Personally, though, I would put a majority of the responsibility on the international community because by upholding a façade that things are working when they’re not, this is in effect another kind of complicity, to which I think the main antidote is transparency. I think it’s the lack of transparency that directly contributes to people continuing to not get the help they deserve.

OS: In Gaza, we feel that the UN mechanism has replaced the Israeli siege. The UN has taken responsibility from the Palestinian Authority to help the people of Gaza and now no one is being helped.
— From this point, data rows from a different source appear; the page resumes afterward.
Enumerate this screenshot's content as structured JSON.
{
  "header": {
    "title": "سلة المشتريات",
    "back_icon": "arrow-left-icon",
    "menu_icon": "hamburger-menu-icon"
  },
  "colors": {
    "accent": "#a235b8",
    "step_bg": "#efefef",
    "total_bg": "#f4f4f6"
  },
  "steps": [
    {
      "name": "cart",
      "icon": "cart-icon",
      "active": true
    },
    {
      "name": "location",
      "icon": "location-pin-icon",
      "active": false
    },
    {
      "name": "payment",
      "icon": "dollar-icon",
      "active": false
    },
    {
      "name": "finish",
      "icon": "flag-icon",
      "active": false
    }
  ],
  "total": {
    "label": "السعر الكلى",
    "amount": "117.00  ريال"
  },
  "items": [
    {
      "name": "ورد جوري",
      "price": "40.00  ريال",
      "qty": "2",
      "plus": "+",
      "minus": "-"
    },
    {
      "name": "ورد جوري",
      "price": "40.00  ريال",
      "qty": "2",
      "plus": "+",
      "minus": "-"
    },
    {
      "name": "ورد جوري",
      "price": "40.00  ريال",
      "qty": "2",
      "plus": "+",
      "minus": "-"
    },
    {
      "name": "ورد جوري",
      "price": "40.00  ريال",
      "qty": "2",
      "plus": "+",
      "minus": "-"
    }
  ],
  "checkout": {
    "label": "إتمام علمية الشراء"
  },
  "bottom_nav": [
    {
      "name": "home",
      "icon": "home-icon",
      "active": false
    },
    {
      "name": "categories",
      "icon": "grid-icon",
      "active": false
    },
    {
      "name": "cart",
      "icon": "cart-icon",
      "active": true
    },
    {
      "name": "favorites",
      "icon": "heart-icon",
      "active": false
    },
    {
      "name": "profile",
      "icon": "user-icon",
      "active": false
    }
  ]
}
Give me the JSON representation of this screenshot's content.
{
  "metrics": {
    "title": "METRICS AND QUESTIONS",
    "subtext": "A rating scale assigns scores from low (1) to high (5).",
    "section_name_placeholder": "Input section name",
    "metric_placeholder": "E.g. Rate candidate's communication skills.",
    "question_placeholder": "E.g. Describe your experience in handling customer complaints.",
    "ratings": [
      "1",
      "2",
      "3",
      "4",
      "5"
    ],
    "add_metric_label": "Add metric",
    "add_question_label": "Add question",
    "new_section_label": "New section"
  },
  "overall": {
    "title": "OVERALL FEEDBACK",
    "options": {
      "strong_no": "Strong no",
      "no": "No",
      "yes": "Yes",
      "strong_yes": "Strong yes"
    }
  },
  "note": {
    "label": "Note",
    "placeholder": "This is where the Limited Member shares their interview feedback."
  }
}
Meanwhile, the PA is simply hiding behind the UN rather than taking responsibility for its own people. The PA is trying to manage the Gaza crisis from Ramallah, which is no way to get anything done.

And the UN refuses to seriously cooperate with local partners on the ground. The UN serves us without giving us the right to hold them accountable. If you have authority, you have to be responsible. The UN has the authority without the responsibility.

Then you have European countries which do not want to invest again in something that their money rebuilt in 2008, 2009 and 2010. They think, ‘why do I need to rebuild something that was rebuilt with my money just a few years ago?’

HA: This is why we are looking to local society. We think that the people who are affected the most must engage in their own development process because they are the only ones who really know what they need.

SL: I’ve heard mention of Israel actually benefitting from the aid money being pledged. Can you explain how or why?